Por fin, a modo de clave de bóveda del sistema, se. encuentra el liderazgo personal, con una proyección populista basada de modo exclusivo en la imagen. En torno al presidente ha cobrado forma en la campaña una orla de gestos ensayados y eslóganes que dejan en segundo plano la coherencia de los mensajes -puede pasar en 10 días de la exclusión a priori del revés al pesimismo casi apocalíptico-, para destacar sólo la forma, su virtud como comunicante. Una vez asumida la figura, a modo de último recurso, interviene la amenaza del vacío suscitado por la simple presunción de una ausencia del líder. ¿Quién nos gestionaría el no? La centralidad absoluta del personaje golpea directamente sobre el contenido de la conciencia democrática.

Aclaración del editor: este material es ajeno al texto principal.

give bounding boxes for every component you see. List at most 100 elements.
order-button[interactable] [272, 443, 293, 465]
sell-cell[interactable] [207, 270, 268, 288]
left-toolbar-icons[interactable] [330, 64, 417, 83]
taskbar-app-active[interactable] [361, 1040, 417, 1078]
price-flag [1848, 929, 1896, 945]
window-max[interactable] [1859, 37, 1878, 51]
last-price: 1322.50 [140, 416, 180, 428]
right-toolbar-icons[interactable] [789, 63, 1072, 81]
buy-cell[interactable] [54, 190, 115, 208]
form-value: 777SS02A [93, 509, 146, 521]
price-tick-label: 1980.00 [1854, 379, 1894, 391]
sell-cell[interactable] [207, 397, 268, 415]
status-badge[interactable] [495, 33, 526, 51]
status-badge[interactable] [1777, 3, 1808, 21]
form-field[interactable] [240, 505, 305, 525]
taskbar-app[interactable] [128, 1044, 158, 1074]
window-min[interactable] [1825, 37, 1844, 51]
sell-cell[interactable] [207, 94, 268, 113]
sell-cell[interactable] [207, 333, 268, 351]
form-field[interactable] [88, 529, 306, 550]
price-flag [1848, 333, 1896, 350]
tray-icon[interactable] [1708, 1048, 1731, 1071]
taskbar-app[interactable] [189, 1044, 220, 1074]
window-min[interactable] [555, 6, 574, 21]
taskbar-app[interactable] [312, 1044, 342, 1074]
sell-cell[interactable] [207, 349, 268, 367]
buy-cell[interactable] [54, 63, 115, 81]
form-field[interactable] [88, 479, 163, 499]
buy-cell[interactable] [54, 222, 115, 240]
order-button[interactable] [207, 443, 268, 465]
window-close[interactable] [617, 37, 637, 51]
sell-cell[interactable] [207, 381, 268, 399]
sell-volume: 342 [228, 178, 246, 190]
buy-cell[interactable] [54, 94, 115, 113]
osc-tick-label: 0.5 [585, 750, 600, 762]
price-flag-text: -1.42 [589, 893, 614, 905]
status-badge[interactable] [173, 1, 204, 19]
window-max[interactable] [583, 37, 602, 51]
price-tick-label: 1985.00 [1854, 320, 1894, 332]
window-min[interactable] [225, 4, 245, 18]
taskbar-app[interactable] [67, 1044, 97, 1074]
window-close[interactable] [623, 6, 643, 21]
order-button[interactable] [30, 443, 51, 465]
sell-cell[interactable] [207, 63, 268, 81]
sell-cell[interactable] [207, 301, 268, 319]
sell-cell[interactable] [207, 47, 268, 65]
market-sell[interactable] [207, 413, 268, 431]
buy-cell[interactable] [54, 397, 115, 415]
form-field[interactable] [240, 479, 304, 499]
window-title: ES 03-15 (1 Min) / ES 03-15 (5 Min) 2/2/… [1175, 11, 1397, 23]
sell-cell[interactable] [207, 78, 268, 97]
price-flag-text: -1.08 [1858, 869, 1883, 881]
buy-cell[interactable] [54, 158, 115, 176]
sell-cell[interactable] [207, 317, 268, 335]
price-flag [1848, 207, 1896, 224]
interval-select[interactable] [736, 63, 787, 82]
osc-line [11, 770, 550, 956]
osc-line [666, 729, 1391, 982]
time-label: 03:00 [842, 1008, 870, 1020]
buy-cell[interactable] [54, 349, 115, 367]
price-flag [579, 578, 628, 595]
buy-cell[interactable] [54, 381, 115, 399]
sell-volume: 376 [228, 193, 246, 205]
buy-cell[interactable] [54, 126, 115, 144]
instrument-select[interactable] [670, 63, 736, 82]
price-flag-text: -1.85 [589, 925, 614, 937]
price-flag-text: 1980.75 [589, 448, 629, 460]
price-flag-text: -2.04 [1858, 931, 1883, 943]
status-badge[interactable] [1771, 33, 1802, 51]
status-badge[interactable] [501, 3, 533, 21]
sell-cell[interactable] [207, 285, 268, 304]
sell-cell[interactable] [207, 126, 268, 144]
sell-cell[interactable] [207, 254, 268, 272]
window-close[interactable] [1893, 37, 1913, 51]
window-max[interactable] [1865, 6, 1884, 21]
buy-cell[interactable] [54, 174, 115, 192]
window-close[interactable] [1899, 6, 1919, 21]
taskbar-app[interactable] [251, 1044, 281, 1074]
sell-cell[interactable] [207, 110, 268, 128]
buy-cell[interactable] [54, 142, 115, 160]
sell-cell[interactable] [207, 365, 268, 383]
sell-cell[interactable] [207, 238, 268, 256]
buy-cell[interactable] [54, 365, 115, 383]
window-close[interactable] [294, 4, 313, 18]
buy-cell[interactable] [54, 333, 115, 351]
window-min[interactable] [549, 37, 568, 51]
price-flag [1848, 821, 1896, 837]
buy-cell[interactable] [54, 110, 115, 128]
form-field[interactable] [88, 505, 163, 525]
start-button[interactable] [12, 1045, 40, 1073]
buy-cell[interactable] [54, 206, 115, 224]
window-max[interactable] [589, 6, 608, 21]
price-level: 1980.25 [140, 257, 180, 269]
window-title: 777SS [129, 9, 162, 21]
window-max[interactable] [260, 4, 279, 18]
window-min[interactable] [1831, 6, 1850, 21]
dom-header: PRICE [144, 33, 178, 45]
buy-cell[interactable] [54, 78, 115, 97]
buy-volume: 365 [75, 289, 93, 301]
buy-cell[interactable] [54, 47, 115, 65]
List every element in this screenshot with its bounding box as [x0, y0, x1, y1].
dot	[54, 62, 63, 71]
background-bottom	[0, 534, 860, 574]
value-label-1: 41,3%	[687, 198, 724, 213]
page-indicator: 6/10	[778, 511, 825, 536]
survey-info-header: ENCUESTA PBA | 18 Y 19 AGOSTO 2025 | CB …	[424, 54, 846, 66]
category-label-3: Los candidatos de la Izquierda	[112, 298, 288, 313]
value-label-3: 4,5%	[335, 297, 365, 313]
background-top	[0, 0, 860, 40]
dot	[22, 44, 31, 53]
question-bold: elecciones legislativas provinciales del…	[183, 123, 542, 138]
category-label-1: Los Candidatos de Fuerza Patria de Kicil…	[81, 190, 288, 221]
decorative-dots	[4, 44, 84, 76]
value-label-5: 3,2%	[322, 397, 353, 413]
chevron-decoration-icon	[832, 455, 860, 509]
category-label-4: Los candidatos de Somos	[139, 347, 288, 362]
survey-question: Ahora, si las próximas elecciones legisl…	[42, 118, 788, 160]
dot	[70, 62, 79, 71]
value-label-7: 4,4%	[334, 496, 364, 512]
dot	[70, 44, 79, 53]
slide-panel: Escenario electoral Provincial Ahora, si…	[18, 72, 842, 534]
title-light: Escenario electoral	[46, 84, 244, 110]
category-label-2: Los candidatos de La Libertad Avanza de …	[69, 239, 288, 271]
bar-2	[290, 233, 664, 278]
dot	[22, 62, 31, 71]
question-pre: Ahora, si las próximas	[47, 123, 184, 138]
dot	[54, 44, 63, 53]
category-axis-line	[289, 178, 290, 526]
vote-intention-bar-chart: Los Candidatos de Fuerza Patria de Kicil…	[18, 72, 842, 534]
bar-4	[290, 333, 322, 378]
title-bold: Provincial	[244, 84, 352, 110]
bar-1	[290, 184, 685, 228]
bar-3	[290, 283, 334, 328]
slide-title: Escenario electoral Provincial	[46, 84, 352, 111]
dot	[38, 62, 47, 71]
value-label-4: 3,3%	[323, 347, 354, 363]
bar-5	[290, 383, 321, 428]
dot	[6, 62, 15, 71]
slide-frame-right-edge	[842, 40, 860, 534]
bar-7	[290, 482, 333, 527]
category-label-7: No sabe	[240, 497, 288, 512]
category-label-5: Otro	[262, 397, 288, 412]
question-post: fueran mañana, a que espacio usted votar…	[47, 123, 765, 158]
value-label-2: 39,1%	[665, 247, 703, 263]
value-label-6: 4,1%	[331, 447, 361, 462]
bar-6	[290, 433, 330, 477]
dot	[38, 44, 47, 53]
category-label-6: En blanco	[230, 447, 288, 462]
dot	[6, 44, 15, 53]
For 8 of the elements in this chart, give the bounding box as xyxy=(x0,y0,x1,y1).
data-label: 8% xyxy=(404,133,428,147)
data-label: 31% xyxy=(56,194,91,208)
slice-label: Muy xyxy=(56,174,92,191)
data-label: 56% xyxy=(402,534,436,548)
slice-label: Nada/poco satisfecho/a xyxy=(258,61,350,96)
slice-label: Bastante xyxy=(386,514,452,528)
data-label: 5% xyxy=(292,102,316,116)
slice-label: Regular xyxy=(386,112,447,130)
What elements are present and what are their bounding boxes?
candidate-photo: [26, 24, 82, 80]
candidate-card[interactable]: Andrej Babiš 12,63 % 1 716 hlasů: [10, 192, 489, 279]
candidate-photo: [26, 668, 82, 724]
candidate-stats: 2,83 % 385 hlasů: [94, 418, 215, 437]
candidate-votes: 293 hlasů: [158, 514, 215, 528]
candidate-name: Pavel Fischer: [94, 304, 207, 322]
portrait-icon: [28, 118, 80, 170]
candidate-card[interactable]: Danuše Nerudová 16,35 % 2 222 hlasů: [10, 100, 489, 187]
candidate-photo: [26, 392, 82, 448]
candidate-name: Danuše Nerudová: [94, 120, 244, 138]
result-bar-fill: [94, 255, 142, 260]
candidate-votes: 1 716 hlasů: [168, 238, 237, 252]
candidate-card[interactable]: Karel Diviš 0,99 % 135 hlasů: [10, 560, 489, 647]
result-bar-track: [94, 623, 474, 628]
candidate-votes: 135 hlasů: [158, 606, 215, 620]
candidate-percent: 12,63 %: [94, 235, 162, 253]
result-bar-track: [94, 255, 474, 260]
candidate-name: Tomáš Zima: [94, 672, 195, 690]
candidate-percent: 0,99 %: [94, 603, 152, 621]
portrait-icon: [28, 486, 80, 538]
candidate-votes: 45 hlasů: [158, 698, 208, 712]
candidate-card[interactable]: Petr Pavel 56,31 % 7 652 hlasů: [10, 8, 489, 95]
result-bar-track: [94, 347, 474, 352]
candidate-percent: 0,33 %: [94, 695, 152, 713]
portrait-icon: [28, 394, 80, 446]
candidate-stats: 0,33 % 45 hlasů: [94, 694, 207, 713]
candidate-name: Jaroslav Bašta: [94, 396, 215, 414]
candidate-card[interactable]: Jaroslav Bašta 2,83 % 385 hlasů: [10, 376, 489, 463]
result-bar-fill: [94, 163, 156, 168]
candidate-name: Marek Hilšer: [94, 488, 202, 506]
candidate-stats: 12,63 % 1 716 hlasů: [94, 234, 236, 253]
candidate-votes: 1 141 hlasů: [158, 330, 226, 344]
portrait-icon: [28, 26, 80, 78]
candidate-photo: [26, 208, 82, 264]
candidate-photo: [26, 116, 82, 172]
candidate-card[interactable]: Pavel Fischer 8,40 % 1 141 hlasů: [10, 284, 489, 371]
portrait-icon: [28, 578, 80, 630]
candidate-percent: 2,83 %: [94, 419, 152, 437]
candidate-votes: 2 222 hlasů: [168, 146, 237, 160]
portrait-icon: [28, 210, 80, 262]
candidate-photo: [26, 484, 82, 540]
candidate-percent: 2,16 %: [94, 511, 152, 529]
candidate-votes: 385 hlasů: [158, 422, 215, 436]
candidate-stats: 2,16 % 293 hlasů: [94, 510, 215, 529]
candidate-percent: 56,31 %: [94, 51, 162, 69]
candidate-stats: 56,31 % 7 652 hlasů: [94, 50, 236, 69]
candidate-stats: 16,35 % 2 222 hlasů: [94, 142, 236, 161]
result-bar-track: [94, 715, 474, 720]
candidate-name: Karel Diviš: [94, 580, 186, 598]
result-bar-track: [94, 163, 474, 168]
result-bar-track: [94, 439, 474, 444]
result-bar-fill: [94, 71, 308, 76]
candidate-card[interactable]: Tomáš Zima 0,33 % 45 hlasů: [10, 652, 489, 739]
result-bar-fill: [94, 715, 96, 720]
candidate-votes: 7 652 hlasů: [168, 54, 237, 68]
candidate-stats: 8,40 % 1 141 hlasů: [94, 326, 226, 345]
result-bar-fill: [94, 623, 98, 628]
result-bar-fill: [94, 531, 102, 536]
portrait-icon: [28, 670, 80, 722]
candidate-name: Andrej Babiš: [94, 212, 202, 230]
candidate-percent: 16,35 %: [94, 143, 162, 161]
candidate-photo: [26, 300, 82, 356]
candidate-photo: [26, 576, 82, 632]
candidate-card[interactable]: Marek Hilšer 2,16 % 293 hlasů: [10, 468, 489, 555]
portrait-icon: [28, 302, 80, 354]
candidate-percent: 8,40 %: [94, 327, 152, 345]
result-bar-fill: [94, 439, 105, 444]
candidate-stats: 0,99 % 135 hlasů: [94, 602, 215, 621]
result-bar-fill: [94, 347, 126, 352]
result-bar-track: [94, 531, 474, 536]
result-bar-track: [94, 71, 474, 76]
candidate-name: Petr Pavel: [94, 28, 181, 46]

Así las cosas, y escritas estas líneas en la jornada de reflexión del 11 de marzo, el aire crispado del fin de campaña podría sugerir cerrarla, como alguien recomendara en días anteriores, con el "paz, piedad y perdón" de Manuel Azaña. Pero, por fortuna, no son los actuales tiempos de catástrofe. Más al caso viene esta otra cita, procedente del mismo político republicano: "Es un despropósito inmoral y un dislate político separar la intención de una causa de los medios empleados para su triunfo".